Eponine, the ill-parented, unloved young girl gives her friendship, her love and her life for the future happiness of a man who does not love her back.

I love him... but only on my own.

Valjean, the wrongly imprisoned,accursed, hunted convict gives his freedom, money, safety, future, EVERYTHING for everyone he meets.

valjean

They perfectly see the corruption and misery and suffering of the world. They live it. They do not expect it to wipe it away by their individual actions. They are not so proud. Nonethe less, they give love in perfect gift and humble hope, in participation with the love of God. This perfect sacrifice and gift is why these characters make a final appearance at the end of the stage musical. They are each permitted to sing in beautiful and heavenly harmony the moral of the story:

To love another person is to see the face of God.

 “To love another person is to see the face of God!”

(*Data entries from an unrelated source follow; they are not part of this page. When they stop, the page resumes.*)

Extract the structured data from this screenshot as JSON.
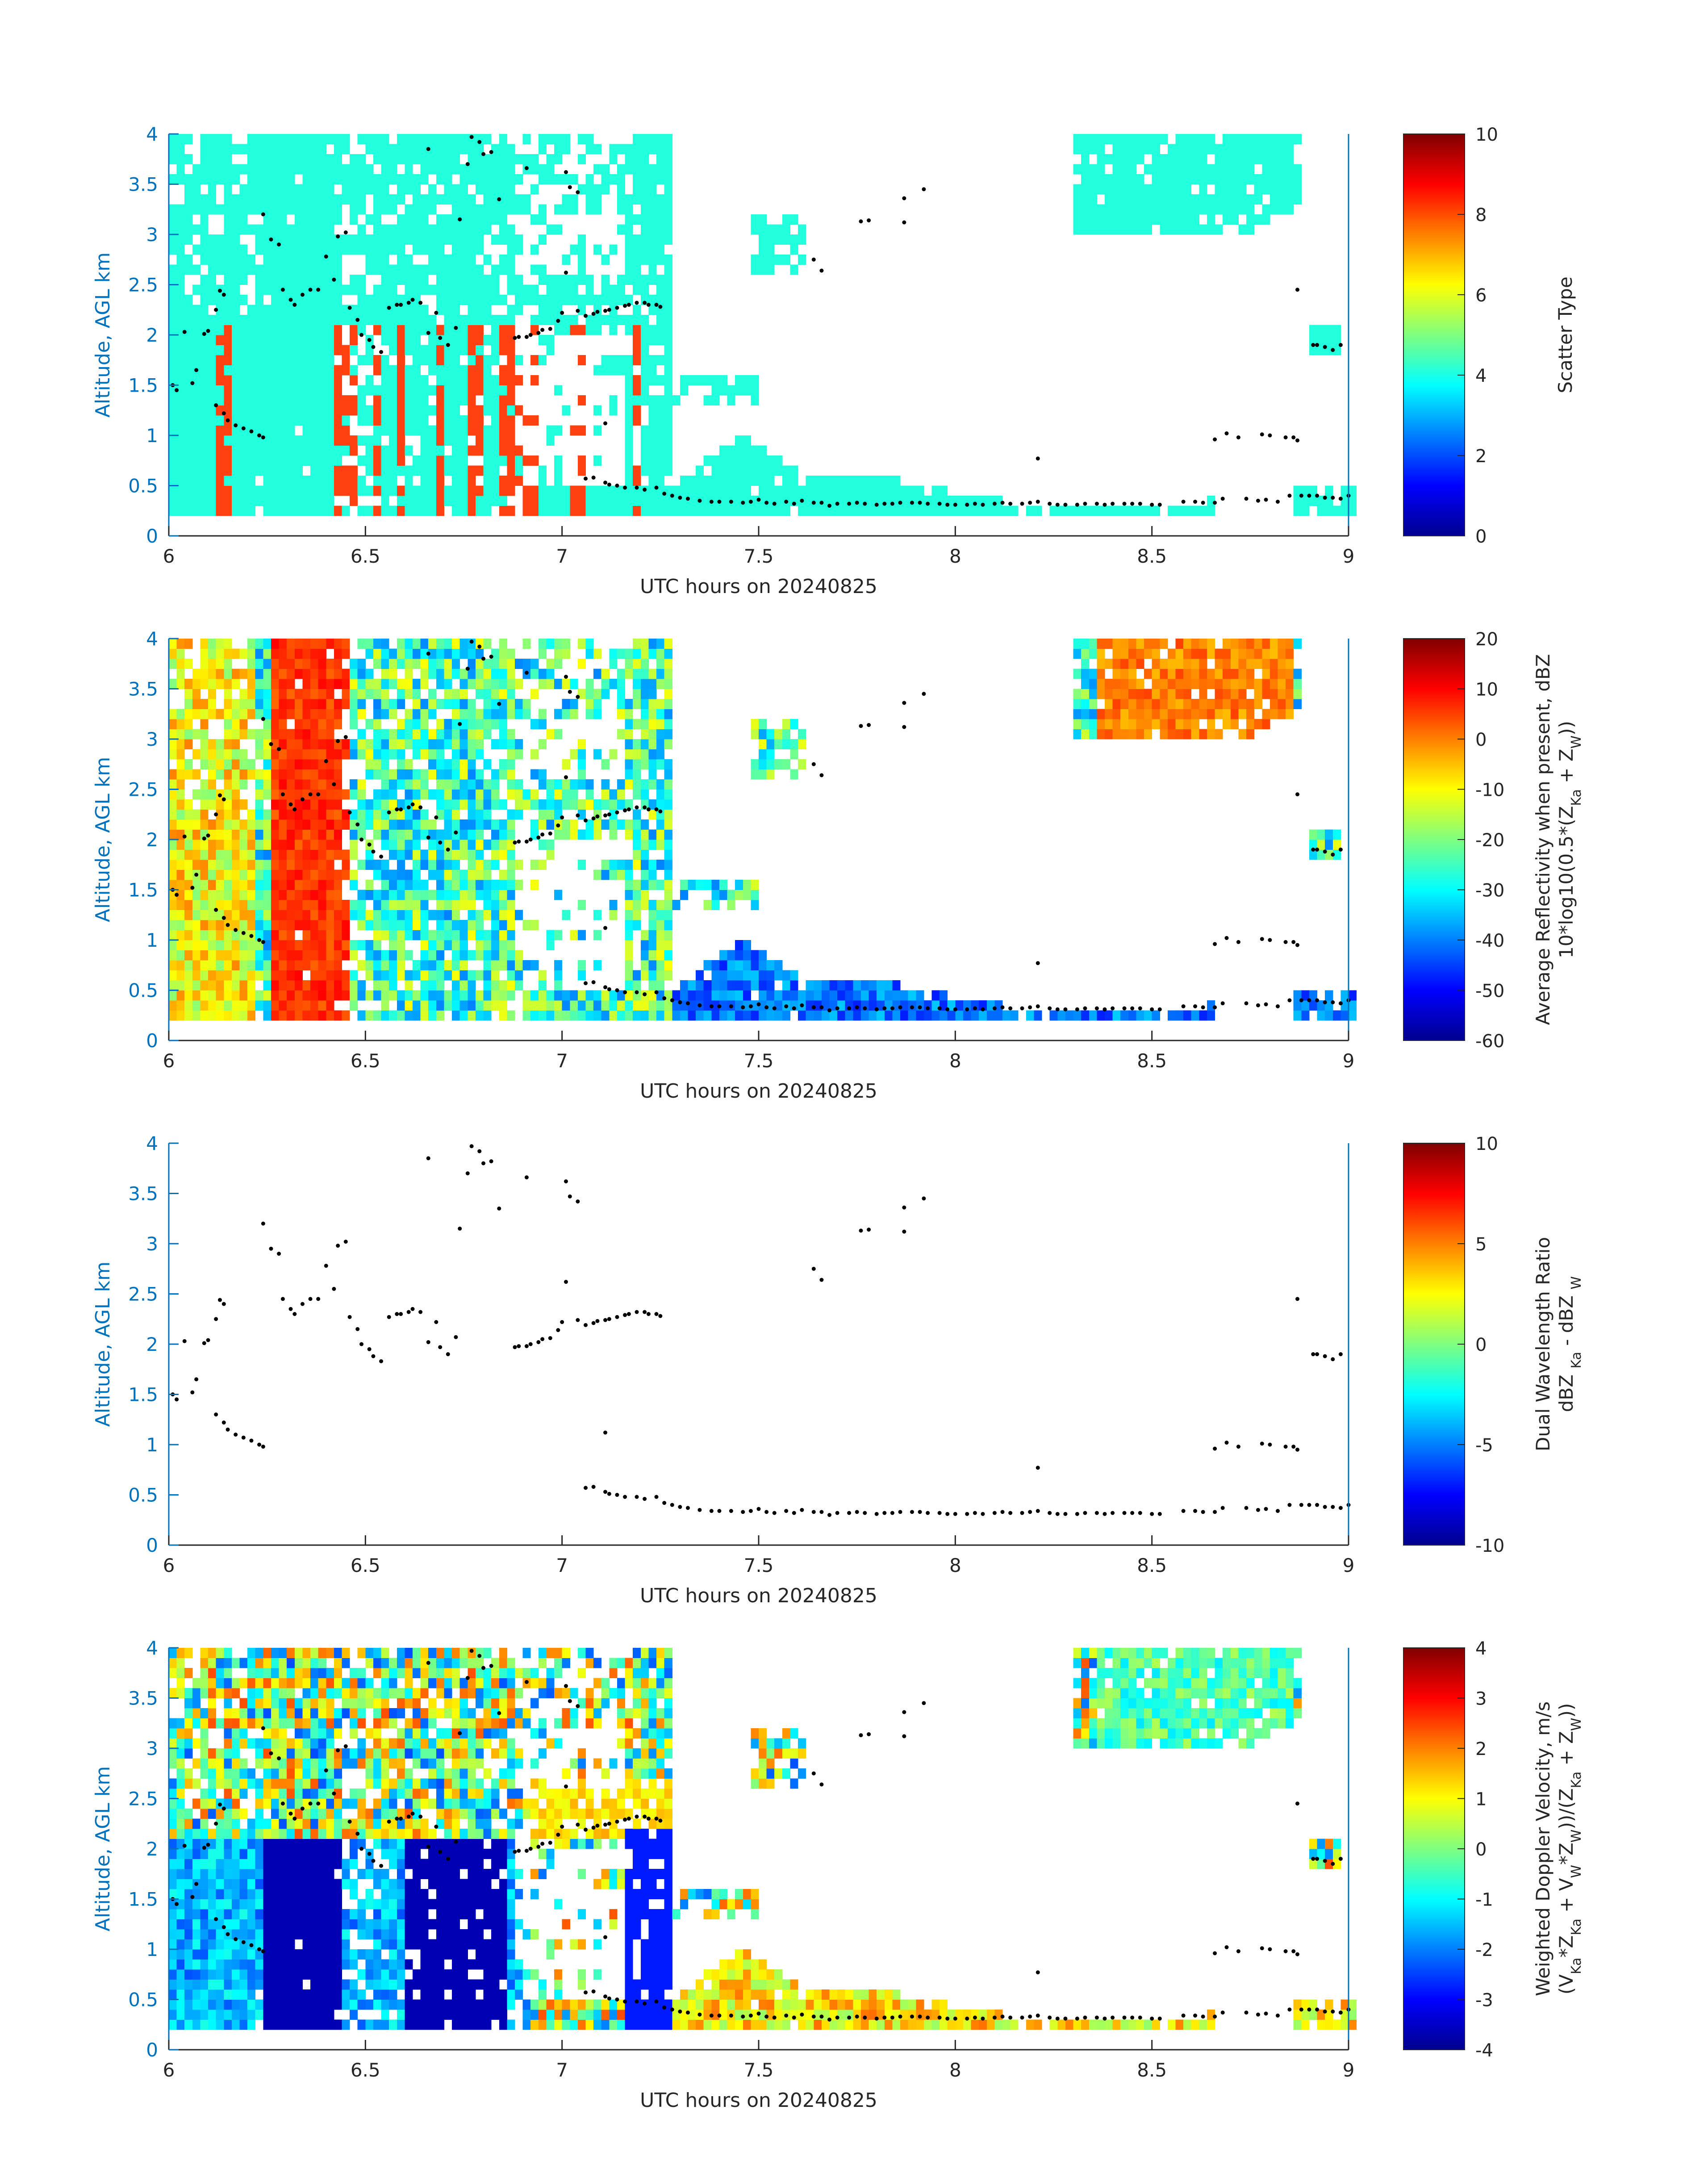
{
  "figure": {
    "xlabel": "UTC hours on 20240825",
    "ylabel": "Altitude, AGL km",
    "xticks": [
      "6",
      "6.5",
      "7",
      "7.5",
      "8",
      "8.5",
      "9"
    ],
    "yticks": [
      "0",
      "0.5",
      "1",
      "1.5",
      "2",
      "2.5",
      "3",
      "3.5",
      "4"
    ]
  },
  "colors": {
    "axis": "#0072BD",
    "background": "#ffffff",
    "marker": "#000000",
    "scatter_cloud": "#22FFDD",
    "scatter_precip": "#FF4010"
  },
  "chart_data": [
    {
      "type": "heatmap",
      "name": "scatter-type",
      "xlabel": "UTC hours on 20240825",
      "ylabel": "Altitude, AGL km",
      "xlim": [
        6,
        9
      ],
      "ylim": [
        0,
        4
      ],
      "clim": [
        0,
        10
      ],
      "colormap": "jet",
      "colorbar_label": [
        "Scatter Type"
      ],
      "colorbar_ticks": [
        "0",
        "2",
        "4",
        "6",
        "8",
        "10"
      ]
    },
    {
      "type": "heatmap",
      "name": "reflectivity",
      "xlabel": "UTC hours on 20240825",
      "ylabel": "Altitude, AGL km",
      "xlim": [
        6,
        9
      ],
      "ylim": [
        0,
        4
      ],
      "clim": [
        -60,
        20
      ],
      "colormap": "jet",
      "colorbar_label": [
        "Average Reflectivity when present, dBZ",
        "10*log10(0.5*(Z",
        "Ka",
        " + Z",
        "W",
        "))"
      ],
      "colorbar_ticks": [
        "-60",
        "-50",
        "-40",
        "-30",
        "-20",
        "-10",
        "0",
        "10",
        "20"
      ]
    },
    {
      "type": "heatmap",
      "name": "dual-wavelength-ratio",
      "xlabel": "UTC hours on 20240825",
      "ylabel": "Altitude, AGL km",
      "xlim": [
        6,
        9
      ],
      "ylim": [
        0,
        4
      ],
      "clim": [
        -10,
        10
      ],
      "colormap": "jet",
      "colorbar_label": [
        "Dual Wavelength Ratio",
        "dBZ ",
        "Ka",
        " - dBZ ",
        "W"
      ],
      "colorbar_ticks": [
        "-10",
        "-5",
        "0",
        "5",
        "10"
      ]
    },
    {
      "type": "heatmap",
      "name": "doppler-velocity",
      "xlabel": "UTC hours on 20240825",
      "ylabel": "Altitude, AGL km",
      "xlim": [
        6,
        9
      ],
      "ylim": [
        0,
        4
      ],
      "clim": [
        -4,
        4
      ],
      "colormap": "jet",
      "colorbar_label": [
        "Weighted Doppler Velocity, m/s",
        "(V",
        "Ka",
        "*Z",
        "Ka",
        " + V",
        "W",
        "*Z",
        "W",
        "))/(Z",
        "Ka",
        " + Z",
        "W",
        "))"
      ],
      "colorbar_ticks": [
        "-4",
        "-3",
        "-2",
        "-1",
        "0",
        "1",
        "2",
        "3",
        "4"
      ]
    }
  ],
  "cloud_base_points": [
    [
      6.01,
      1.5
    ],
    [
      6.02,
      1.45
    ],
    [
      6.04,
      2.03
    ],
    [
      6.06,
      1.52
    ],
    [
      6.07,
      1.65
    ],
    [
      6.09,
      2.01
    ],
    [
      6.1,
      2.04
    ],
    [
      6.12,
      2.25
    ],
    [
      6.13,
      2.44
    ],
    [
      6.14,
      2.4
    ],
    [
      6.12,
      1.3
    ],
    [
      6.14,
      1.22
    ],
    [
      6.15,
      1.15
    ],
    [
      6.17,
      1.1
    ],
    [
      6.19,
      1.07
    ],
    [
      6.21,
      1.04
    ],
    [
      6.23,
      1.0
    ],
    [
      6.24,
      0.98
    ],
    [
      6.24,
      3.2
    ],
    [
      6.26,
      2.95
    ],
    [
      6.28,
      2.9
    ],
    [
      6.29,
      2.45
    ],
    [
      6.31,
      2.35
    ],
    [
      6.32,
      2.3
    ],
    [
      6.34,
      2.4
    ],
    [
      6.36,
      2.45
    ],
    [
      6.38,
      2.45
    ],
    [
      6.4,
      2.78
    ],
    [
      6.42,
      2.55
    ],
    [
      6.43,
      2.98
    ],
    [
      6.45,
      3.02
    ],
    [
      6.46,
      2.27
    ],
    [
      6.48,
      2.15
    ],
    [
      6.49,
      2.0
    ],
    [
      6.51,
      1.95
    ],
    [
      6.52,
      1.88
    ],
    [
      6.54,
      1.83
    ],
    [
      6.56,
      2.27
    ],
    [
      6.58,
      2.3
    ],
    [
      6.59,
      2.3
    ],
    [
      6.61,
      2.32
    ],
    [
      6.62,
      2.35
    ],
    [
      6.64,
      2.32
    ],
    [
      6.66,
      3.85
    ],
    [
      6.66,
      2.02
    ],
    [
      6.68,
      2.22
    ],
    [
      6.69,
      1.97
    ],
    [
      6.71,
      1.9
    ],
    [
      6.73,
      2.07
    ],
    [
      6.74,
      3.15
    ],
    [
      6.76,
      3.7
    ],
    [
      6.77,
      3.97
    ],
    [
      6.79,
      3.92
    ],
    [
      6.8,
      3.8
    ],
    [
      6.82,
      3.82
    ],
    [
      6.84,
      3.35
    ],
    [
      6.88,
      1.97
    ],
    [
      6.89,
      1.98
    ],
    [
      6.91,
      3.66
    ],
    [
      6.91,
      1.98
    ],
    [
      6.92,
      2.0
    ],
    [
      6.94,
      2.02
    ],
    [
      6.95,
      2.05
    ],
    [
      6.97,
      2.06
    ],
    [
      6.99,
      2.14
    ],
    [
      7.0,
      2.22
    ],
    [
      7.01,
      3.62
    ],
    [
      7.01,
      2.62
    ],
    [
      7.02,
      3.47
    ],
    [
      7.04,
      3.42
    ],
    [
      7.04,
      2.24
    ],
    [
      7.06,
      2.19
    ],
    [
      7.08,
      2.21
    ],
    [
      7.09,
      2.23
    ],
    [
      7.11,
      2.24
    ],
    [
      7.12,
      2.25
    ],
    [
      7.14,
      2.27
    ],
    [
      7.16,
      2.29
    ],
    [
      7.17,
      2.3
    ],
    [
      7.19,
      2.32
    ],
    [
      7.21,
      2.32
    ],
    [
      7.22,
      2.3
    ],
    [
      7.24,
      2.3
    ],
    [
      7.25,
      2.28
    ],
    [
      7.11,
      1.12
    ],
    [
      7.06,
      0.57
    ],
    [
      7.08,
      0.58
    ],
    [
      7.11,
      0.53
    ],
    [
      7.12,
      0.51
    ],
    [
      7.14,
      0.5
    ],
    [
      7.16,
      0.48
    ],
    [
      7.19,
      0.48
    ],
    [
      7.21,
      0.46
    ],
    [
      7.24,
      0.48
    ],
    [
      7.26,
      0.42
    ],
    [
      7.28,
      0.4
    ],
    [
      7.3,
      0.38
    ],
    [
      7.32,
      0.37
    ],
    [
      7.35,
      0.35
    ],
    [
      7.38,
      0.34
    ],
    [
      7.4,
      0.34
    ],
    [
      7.43,
      0.34
    ],
    [
      7.46,
      0.33
    ],
    [
      7.48,
      0.34
    ],
    [
      7.5,
      0.36
    ],
    [
      7.52,
      0.33
    ],
    [
      7.54,
      0.32
    ],
    [
      7.57,
      0.34
    ],
    [
      7.59,
      0.32
    ],
    [
      7.61,
      0.35
    ],
    [
      7.64,
      0.33
    ],
    [
      7.66,
      0.33
    ],
    [
      7.68,
      0.3
    ],
    [
      7.7,
      0.32
    ],
    [
      7.73,
      0.32
    ],
    [
      7.75,
      0.33
    ],
    [
      7.77,
      0.32
    ],
    [
      7.8,
      0.31
    ],
    [
      7.82,
      0.32
    ],
    [
      7.84,
      0.32
    ],
    [
      7.86,
      0.33
    ],
    [
      7.89,
      0.33
    ],
    [
      7.91,
      0.33
    ],
    [
      7.93,
      0.32
    ],
    [
      7.96,
      0.32
    ],
    [
      7.98,
      0.31
    ],
    [
      8.0,
      0.31
    ],
    [
      8.03,
      0.31
    ],
    [
      8.05,
      0.32
    ],
    [
      8.07,
      0.31
    ],
    [
      8.1,
      0.32
    ],
    [
      8.12,
      0.33
    ],
    [
      8.14,
      0.32
    ],
    [
      8.17,
      0.32
    ],
    [
      8.19,
      0.33
    ],
    [
      8.21,
      0.34
    ],
    [
      8.24,
      0.32
    ],
    [
      8.26,
      0.31
    ],
    [
      8.28,
      0.31
    ],
    [
      8.31,
      0.31
    ],
    [
      8.33,
      0.32
    ],
    [
      8.36,
      0.32
    ],
    [
      8.38,
      0.31
    ],
    [
      8.4,
      0.32
    ],
    [
      8.43,
      0.32
    ],
    [
      8.45,
      0.32
    ],
    [
      8.47,
      0.32
    ],
    [
      8.5,
      0.31
    ],
    [
      8.52,
      0.31
    ],
    [
      7.64,
      2.75
    ],
    [
      7.66,
      2.64
    ],
    [
      7.76,
      3.13
    ],
    [
      7.78,
      3.14
    ],
    [
      7.87,
      3.12
    ],
    [
      7.87,
      3.36
    ],
    [
      7.92,
      3.45
    ],
    [
      8.21,
      0.77
    ],
    [
      8.58,
      0.34
    ],
    [
      8.61,
      0.34
    ],
    [
      8.63,
      0.33
    ],
    [
      8.66,
      0.33
    ],
    [
      8.68,
      0.37
    ],
    [
      8.66,
      0.96
    ],
    [
      8.69,
      1.02
    ],
    [
      8.72,
      0.98
    ],
    [
      8.74,
      0.37
    ],
    [
      8.77,
      0.35
    ],
    [
      8.79,
      0.36
    ],
    [
      8.82,
      0.34
    ],
    [
      8.78,
      1.01
    ],
    [
      8.8,
      1.0
    ],
    [
      8.84,
      0.98
    ],
    [
      8.86,
      0.98
    ],
    [
      8.87,
      0.95
    ],
    [
      8.87,
      2.45
    ],
    [
      8.85,
      0.4
    ],
    [
      8.88,
      0.4
    ],
    [
      8.9,
      0.4
    ],
    [
      8.92,
      0.4
    ],
    [
      8.94,
      0.38
    ],
    [
      8.96,
      0.38
    ],
    [
      8.98,
      0.37
    ],
    [
      9.0,
      0.4
    ],
    [
      8.91,
      1.9
    ],
    [
      8.92,
      1.9
    ],
    [
      8.94,
      1.88
    ],
    [
      8.96,
      1.85
    ],
    [
      8.98,
      1.9
    ]
  ]
}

This is my gripe: the movie makers could not let that moral stand. Even before the last note of that refrain finishes echoing in the Parisian chapel where it is set,  the camera zooms out to a heavenly…. BARRICADE?! On this utopian barricade that spans all Paris, the final refrain is given to the Revolutionaries, and the refrain becomes “Do you hear the people sing?”

 Having seen this musical before, somehow I have never minded the refrain of “Do You Hear the People Sing?” as the finale of the show. The ghostly revolutionaries standing and marching in the background of heaven has never bothered me until now. However, the visual jump in the movie from the chapel to heaven as a barricade struck me violently with the sense that they missed the point.

 The cinematographic decision to set that final song on a barricade  (US AGAINST THE WORLD!) completely undercuts that message. “To love another person is the see the face of God.” That emphasis on love as seeing rightly seems to me essential, and the revolutionaries do not see rightly. They fail to see God in their adversaries. They fail to see the effects of sin and suffering in their compatriots. I absolutely believe that Victor Hugo issues a call to action. However, that action is not to battle. It is to Love – to see the face of God in other people. 

This is what makes Valjean the hero: he sees God even and especially in his persecutors. If that ain’t an attempt to be like Christ, I don’t know what is.